"We hope and pray that Hurricane Rita will not be a devastating storm, but we've got to be ready for the worst," said US President George Bush, who was heavily criticised for an ill-prepared federal response to Hurricane Katrina.
Bush on Wednesday ordered a state of emergency in Texas and Louisiana as they braced for the arrival of Hurricane Rita, the White House said.
The US National Hurricane Centre said Rita's winds increased to 265kph as it moved over the warm waters of the Gulf of Mexico after lashing the Florida Keys on Tuesday. The storm did little damage to the vulnerable Florida islands, but had intensified to a Category 4 storm by morning.
The latest upgrade made Rita stronger than Hurricane Katrina, which devastated parts of Louisiana, Mississippi and Alabama last month and killed at least 1037 people.
Markets reacted immediately as the storm gained strength, with the prospect of more destruction and oil-supply interruptions affecting everything from stocks and the dollar to oil prices.
Rita was expected to strengthen over the central Gulf but may weaken slightly as it continues west, the National Hurricane Centre said earlier on Wednesday.
Bush's popularity has plummeted
in the wake of the Katrina mess
The storm was expected to make landfall by Saturday "as a major hurricane ... at least Category 3", the centre said. A Category 3 storm can cause extensive damage.
Rita would most likely hit the Texas coast southwest of Galveston, where in 1900 at least 8000 people died in the deadliest US hurricane.
Galveston, on a barrier island, began evacuating residents on Tuesday. About 80km inland, Houston Mayor Bill White ordered an evacuation of residents in areas prone to storm surges or major floods.
As many as 1.2 million people were expected to begin leaving Houston by evening, officials said. Katrina displaced about one million people, including nearly all of New Orleans's 450,000 residents.
Stores in Houston, America's fourth most populous city, quickly ran out of emergency supplies, plywood and food.
Texas Governor Rick Perry urged Texans along a 483km stretch comprising most of the state's coastline, to leave.
"If you're on the coast between Beaumont and Corpus Christi, now's the time to leave," Perry said. He said nursing home residents already were being evacuated.
Nasa prepared to evacuate its Johnson Space Centre in Houston and turn over control of the International Space Station to its Russian partners.

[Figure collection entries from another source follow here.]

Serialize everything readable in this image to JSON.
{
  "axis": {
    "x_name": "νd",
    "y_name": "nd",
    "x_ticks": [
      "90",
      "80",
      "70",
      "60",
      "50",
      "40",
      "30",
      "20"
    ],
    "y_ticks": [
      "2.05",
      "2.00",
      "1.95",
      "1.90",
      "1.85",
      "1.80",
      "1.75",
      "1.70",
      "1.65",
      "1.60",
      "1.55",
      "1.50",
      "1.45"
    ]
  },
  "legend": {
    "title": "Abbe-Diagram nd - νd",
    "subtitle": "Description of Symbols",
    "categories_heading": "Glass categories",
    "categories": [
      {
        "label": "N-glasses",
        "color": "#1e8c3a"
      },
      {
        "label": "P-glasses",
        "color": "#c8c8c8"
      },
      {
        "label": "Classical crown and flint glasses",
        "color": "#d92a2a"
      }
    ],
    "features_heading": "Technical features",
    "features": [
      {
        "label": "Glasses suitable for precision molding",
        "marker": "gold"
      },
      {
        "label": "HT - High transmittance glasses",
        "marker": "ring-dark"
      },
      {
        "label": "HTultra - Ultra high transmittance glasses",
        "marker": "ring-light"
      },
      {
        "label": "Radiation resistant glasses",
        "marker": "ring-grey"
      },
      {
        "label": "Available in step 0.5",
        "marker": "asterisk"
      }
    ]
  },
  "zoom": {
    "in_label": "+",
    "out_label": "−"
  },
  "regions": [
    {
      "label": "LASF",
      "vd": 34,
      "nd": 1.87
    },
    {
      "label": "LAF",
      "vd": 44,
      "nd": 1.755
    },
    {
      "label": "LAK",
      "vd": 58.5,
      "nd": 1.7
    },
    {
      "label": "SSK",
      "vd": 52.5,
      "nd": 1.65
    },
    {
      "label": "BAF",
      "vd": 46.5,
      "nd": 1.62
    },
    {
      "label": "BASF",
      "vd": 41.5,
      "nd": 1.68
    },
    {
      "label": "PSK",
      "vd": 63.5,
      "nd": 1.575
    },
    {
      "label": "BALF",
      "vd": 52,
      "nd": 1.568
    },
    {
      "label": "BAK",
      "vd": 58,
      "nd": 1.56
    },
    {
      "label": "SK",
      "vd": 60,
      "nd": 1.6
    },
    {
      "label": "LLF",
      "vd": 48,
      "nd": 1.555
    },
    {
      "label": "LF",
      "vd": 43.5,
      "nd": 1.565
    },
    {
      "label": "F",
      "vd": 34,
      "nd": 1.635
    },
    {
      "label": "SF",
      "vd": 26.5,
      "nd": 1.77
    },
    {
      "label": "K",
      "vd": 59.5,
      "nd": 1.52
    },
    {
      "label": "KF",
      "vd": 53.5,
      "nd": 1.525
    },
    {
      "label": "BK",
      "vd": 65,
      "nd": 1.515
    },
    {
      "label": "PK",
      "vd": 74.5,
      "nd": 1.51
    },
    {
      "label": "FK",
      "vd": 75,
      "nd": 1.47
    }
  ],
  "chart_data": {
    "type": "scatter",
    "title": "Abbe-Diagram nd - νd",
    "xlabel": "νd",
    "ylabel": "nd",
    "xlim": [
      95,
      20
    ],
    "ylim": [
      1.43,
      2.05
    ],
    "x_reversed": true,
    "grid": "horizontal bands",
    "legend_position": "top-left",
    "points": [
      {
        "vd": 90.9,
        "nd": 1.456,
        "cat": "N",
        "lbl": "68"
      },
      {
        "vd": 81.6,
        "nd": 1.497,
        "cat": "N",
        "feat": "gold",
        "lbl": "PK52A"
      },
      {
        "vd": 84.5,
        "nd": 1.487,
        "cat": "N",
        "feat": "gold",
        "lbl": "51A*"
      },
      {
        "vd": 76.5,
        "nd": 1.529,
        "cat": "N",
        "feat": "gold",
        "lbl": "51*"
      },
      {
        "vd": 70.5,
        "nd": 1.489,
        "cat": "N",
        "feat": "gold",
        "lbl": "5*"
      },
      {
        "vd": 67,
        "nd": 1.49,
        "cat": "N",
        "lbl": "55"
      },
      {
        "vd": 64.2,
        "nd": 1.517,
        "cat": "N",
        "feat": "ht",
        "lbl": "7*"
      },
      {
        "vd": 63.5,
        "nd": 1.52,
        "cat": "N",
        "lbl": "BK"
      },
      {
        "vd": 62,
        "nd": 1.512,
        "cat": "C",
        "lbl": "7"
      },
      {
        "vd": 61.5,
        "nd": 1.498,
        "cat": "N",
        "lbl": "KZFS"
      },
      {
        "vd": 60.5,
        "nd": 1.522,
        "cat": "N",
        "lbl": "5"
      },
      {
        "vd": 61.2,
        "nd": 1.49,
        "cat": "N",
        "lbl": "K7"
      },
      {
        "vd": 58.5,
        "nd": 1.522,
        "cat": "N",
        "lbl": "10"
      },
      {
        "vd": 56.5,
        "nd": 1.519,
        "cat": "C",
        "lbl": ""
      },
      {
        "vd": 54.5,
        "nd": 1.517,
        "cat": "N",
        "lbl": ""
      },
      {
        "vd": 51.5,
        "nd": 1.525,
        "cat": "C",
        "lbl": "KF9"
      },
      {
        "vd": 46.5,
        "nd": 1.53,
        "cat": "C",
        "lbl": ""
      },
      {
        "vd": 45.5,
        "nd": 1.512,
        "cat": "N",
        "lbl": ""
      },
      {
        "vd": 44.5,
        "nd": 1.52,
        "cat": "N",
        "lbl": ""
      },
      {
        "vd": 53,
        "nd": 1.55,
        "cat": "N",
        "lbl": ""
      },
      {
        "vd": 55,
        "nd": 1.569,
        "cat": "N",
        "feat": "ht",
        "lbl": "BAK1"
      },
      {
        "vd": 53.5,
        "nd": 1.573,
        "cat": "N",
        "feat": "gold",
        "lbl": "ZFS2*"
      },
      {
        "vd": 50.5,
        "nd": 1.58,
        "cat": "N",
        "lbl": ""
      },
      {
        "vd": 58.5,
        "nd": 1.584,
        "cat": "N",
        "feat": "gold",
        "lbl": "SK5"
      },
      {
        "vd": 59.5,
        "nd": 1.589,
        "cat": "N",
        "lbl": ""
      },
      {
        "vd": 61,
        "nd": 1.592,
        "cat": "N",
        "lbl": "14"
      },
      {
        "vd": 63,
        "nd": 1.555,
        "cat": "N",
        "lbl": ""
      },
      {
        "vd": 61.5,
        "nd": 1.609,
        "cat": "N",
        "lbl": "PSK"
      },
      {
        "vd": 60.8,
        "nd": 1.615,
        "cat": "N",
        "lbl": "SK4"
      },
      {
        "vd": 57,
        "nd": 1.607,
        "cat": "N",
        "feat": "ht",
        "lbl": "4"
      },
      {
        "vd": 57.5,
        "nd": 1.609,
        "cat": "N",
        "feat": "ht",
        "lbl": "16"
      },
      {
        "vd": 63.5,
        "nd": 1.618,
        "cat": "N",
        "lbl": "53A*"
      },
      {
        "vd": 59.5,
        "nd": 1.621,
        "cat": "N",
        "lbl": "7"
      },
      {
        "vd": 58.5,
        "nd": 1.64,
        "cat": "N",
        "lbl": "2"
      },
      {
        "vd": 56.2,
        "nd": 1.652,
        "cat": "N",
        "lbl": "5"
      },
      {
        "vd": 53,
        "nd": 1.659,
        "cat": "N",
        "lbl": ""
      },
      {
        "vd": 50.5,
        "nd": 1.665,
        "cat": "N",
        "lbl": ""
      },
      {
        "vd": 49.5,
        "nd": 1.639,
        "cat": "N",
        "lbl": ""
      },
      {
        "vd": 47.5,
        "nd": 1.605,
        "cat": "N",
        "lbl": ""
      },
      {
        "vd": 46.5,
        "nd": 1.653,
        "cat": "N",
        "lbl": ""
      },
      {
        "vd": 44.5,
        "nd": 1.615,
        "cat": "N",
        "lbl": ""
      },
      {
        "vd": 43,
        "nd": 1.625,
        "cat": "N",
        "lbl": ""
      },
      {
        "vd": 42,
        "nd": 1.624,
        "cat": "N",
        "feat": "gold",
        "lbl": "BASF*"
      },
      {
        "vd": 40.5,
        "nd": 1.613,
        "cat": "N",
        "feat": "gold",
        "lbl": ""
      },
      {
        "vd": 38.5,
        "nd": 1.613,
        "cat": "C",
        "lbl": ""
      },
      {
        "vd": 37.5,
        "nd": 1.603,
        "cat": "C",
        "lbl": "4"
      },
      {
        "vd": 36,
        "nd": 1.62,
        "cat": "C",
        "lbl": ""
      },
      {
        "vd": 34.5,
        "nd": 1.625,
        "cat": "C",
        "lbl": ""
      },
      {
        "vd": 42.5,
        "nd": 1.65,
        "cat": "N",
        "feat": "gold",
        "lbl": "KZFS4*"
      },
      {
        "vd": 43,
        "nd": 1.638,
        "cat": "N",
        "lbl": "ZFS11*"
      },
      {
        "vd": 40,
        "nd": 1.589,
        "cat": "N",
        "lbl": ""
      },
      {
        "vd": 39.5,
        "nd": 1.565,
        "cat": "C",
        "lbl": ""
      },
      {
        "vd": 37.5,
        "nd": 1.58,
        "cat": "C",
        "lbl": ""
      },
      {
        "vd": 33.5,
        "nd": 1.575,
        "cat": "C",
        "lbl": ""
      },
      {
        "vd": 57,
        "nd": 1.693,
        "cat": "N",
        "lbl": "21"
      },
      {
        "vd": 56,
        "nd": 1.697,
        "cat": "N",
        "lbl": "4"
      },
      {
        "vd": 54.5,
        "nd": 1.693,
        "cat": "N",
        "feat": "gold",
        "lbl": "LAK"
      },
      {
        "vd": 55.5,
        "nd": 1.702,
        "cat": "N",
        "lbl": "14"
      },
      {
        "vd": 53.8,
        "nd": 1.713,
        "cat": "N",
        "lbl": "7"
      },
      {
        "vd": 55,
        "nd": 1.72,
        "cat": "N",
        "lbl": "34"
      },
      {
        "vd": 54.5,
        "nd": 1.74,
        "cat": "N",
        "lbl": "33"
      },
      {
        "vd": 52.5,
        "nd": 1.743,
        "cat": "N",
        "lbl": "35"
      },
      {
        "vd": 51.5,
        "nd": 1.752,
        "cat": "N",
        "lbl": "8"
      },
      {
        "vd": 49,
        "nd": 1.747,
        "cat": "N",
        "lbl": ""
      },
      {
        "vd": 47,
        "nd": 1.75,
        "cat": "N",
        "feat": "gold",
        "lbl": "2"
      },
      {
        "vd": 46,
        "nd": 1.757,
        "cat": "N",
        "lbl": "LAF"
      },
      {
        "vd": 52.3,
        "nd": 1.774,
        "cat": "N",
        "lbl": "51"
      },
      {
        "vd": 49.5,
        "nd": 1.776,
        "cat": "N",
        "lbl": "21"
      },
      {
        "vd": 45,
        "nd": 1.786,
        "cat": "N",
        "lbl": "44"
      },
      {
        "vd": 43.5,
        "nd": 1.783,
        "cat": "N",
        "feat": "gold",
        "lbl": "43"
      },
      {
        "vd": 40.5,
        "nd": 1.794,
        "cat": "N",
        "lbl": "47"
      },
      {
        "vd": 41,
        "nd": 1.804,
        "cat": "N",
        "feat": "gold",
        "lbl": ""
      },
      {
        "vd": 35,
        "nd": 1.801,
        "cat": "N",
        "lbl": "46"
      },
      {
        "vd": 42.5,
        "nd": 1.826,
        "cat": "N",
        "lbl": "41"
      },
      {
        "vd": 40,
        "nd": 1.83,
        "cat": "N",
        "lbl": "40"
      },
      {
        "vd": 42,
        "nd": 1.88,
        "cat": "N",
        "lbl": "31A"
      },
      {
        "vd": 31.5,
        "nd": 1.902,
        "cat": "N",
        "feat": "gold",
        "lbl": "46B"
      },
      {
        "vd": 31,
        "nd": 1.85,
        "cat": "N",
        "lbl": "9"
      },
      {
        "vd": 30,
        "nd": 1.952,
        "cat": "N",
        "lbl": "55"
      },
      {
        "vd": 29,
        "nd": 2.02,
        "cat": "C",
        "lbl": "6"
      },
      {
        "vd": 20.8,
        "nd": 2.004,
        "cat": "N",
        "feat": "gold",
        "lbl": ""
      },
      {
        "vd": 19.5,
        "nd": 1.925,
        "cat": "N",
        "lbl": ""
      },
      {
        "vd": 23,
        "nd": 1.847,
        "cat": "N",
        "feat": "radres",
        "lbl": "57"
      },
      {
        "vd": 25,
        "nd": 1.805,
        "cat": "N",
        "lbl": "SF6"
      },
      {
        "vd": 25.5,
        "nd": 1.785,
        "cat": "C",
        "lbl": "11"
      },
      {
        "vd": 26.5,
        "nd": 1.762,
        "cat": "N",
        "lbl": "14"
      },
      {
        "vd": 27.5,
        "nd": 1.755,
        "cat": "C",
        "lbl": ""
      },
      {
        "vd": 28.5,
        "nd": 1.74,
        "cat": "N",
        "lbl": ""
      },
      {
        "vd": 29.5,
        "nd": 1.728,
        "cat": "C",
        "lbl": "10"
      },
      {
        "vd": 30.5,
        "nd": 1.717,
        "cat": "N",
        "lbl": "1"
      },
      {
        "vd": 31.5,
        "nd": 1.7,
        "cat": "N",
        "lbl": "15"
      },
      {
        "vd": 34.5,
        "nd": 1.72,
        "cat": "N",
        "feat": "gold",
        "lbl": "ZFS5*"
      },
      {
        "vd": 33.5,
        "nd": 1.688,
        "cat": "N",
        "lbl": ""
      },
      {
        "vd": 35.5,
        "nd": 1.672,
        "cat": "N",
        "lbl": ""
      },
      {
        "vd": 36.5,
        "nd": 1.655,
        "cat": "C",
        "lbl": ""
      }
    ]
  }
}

Hurricane Katrina killed more
than 1000 people
Taking lessons from problems after Katrina hit, US Homeland Security Secretary Michael Chertoff said authorities had positioned supplies and were checking on communications systems.
"I hope that by doing what the state officials and mayors are doing now ... getting people who are invalids out of the way, encouraging people to leave early, that when the storm hits, there will be property damage but hopefully there won't be a lot of people to rescue," Chertoff said.
Louisiana declared a state of emergency. New Orleans, flooded by Katrina and considered vulnerable to Rita, was taking no chances. Mayor Ray Nagin said two busloads of people had been evacuated already and 500 other buses were ready.
"We're a lot smarter this time around," he said. "We've learned a lot of hard lessons."
About 1100 Katrina evacuees still in Houston's two mass shelters were being sent to Fort Chaffee, Arkansas.
Rita's centre was about 1215km east-southeast of Corpus Christi, Texas at 1500 GMT. The hurricane was moving at about 21kph, the hurricane centre said.
Oil companies that were just starting to recover from Katrina evacuated Gulf oil rigs as Rita moved closer.
Rita's projected path puts it south of some of the major-oil producing areas, and the storm could threaten up to 18 Texas refineries, which account for 23% of US refining capacity, the US Energy Information Administration said.